2. Long transmission lines can have characteristic impedances that interact with the impedances of transformers and other elements to create resonant circuits, thus amplifying the GICs in localized regions.
3. Harmonic resonances can occur when nonlinear elements like transformers generate harmonics that coincide with resonant frequencies in the grid, thereby magnifying the effective GICs.
So, even though individual transformers may be able to handle small DC currents without immediate failure, the presence of resonances and the cumulative effects across a large, interconnected grid make GICs a non-trivial concern.
> The key question remains: do the potential catastrophic consequences justify the financial and logistical costs of maintaining a transformer reserve?
isn't this something that can be trivially answered with game theory? you just need the cost and the probability.

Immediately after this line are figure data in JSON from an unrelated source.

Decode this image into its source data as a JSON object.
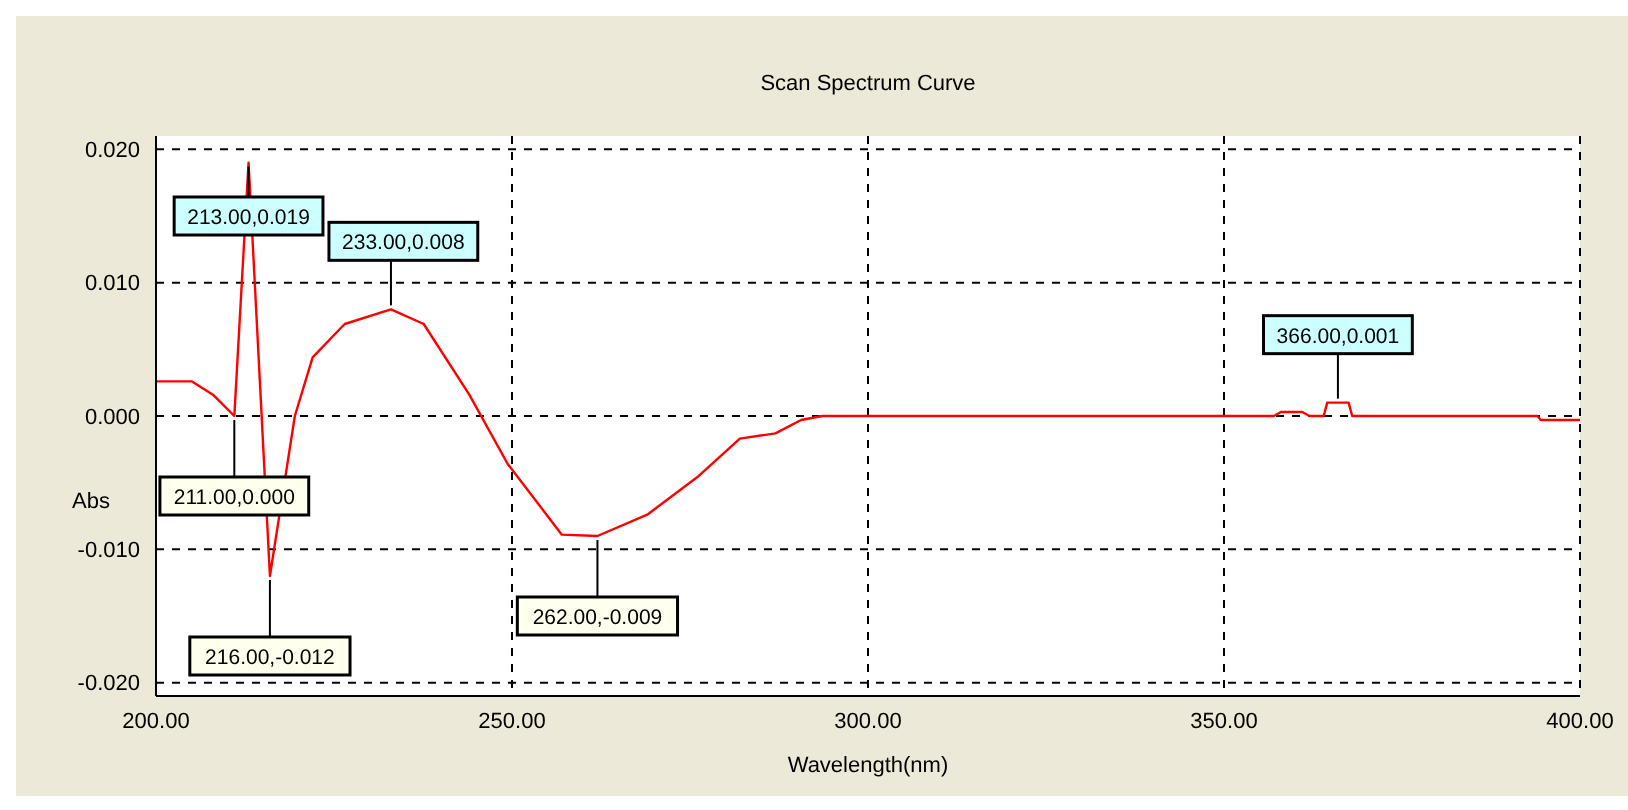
{
  "chart_data": {
    "type": "line",
    "title": "Scan Spectrum Curve",
    "xlabel": "Wavelength(nm)",
    "ylabel": "Abs",
    "x": [
      200,
      205,
      208,
      211,
      213,
      216,
      219.5,
      222,
      226.5,
      233,
      237.6,
      244,
      249.4,
      257,
      262,
      269,
      276,
      282,
      287,
      290.6,
      293.6,
      300,
      357,
      358,
      361,
      362,
      364,
      364.5,
      366,
      367.5,
      368,
      394,
      394.5,
      399,
      400
    ],
    "series": [
      {
        "color": "#ff0000",
        "values": [
          0.0026,
          0.0026,
          0.0016,
          0.0,
          0.019,
          -0.012,
          0.0,
          0.0044,
          0.0069,
          0.008,
          0.0069,
          0.0016,
          -0.0036,
          -0.0089,
          -0.009,
          -0.0074,
          -0.0046,
          -0.0017,
          -0.0013,
          -0.0003,
          0,
          0,
          0,
          0.0003,
          0.0003,
          0,
          0,
          0.001,
          0.001,
          0.001,
          0,
          0,
          -0.0003,
          -0.0003,
          -0.0003
        ]
      }
    ],
    "xlim": [
      200,
      400
    ],
    "xticks": [
      {
        "value": 200,
        "label": "200.00"
      },
      {
        "value": 250,
        "label": "250.00"
      },
      {
        "value": 300,
        "label": "300.00"
      },
      {
        "value": 350,
        "label": "350.00"
      },
      {
        "value": 400,
        "label": "400.00"
      }
    ],
    "ylim": [
      -0.021,
      0.021
    ],
    "yticks": [
      {
        "value": -0.02,
        "label": "-0.020"
      },
      {
        "value": -0.01,
        "label": "-0.010"
      },
      {
        "value": 0,
        "label": "0.000"
      },
      {
        "value": 0.01,
        "label": "0.010"
      },
      {
        "value": 0.02,
        "label": "0.020"
      }
    ],
    "grid": true,
    "line_style": "solid",
    "marker": "none",
    "legend": false,
    "annotations": [
      {
        "text": "213.00,0.019",
        "x": 213,
        "y": 0.019
      },
      {
        "text": "233.00,0.008",
        "x": 233,
        "y": 0.008
      },
      {
        "text": "211.00,0.000",
        "x": 211,
        "y": 0
      },
      {
        "text": "216.00,-0.012",
        "x": 216,
        "y": -0.012
      },
      {
        "text": "262.00,-0.009",
        "x": 262,
        "y": -0.009
      },
      {
        "text": "366.00,0.001",
        "x": 366,
        "y": 0.001
      }
    ]
  }
}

IIRC, the main argument for spare transformers is that the lead time on them back in 2017 was 2+ years, and we have no domestic sources. I can't imagine the covid era supply chain issues have improved things. If North America is facing the sun during a major event, many countries would be fighting for replacements, and it could easily take a decade to get everything back online.
Where are they made? This sounds a bit like a national security failure. A country as large and world-dominating as the US should be able to manufacture its own electrical distribution infrastructure.
> The ground connections of Hydro-Québec’s transmission system of high-tension lines and transformers eventually started conducting some of these earth currents, and at 2:43 AM, protective circuit breakers tripped at the Chibougamau substation in central Québec. This caused an imbalance on a 750 kV transmission line, which tripped breakers 150 km away.
> Within one minute, the cascading failures ...
So the actual problem was that all their power grid was turned off... ie. disconnected... ie. high impedance... ie. the most vulnerable state.
Operational changes could be made so that all 'tripped breakers' lead to at least one or other side of the breaker being grounded rather than left open circuit, which would solve the problem. That only needs to be the case during a solar storm, and electrical power lines are frequently grounded during maintenance for safety anyway.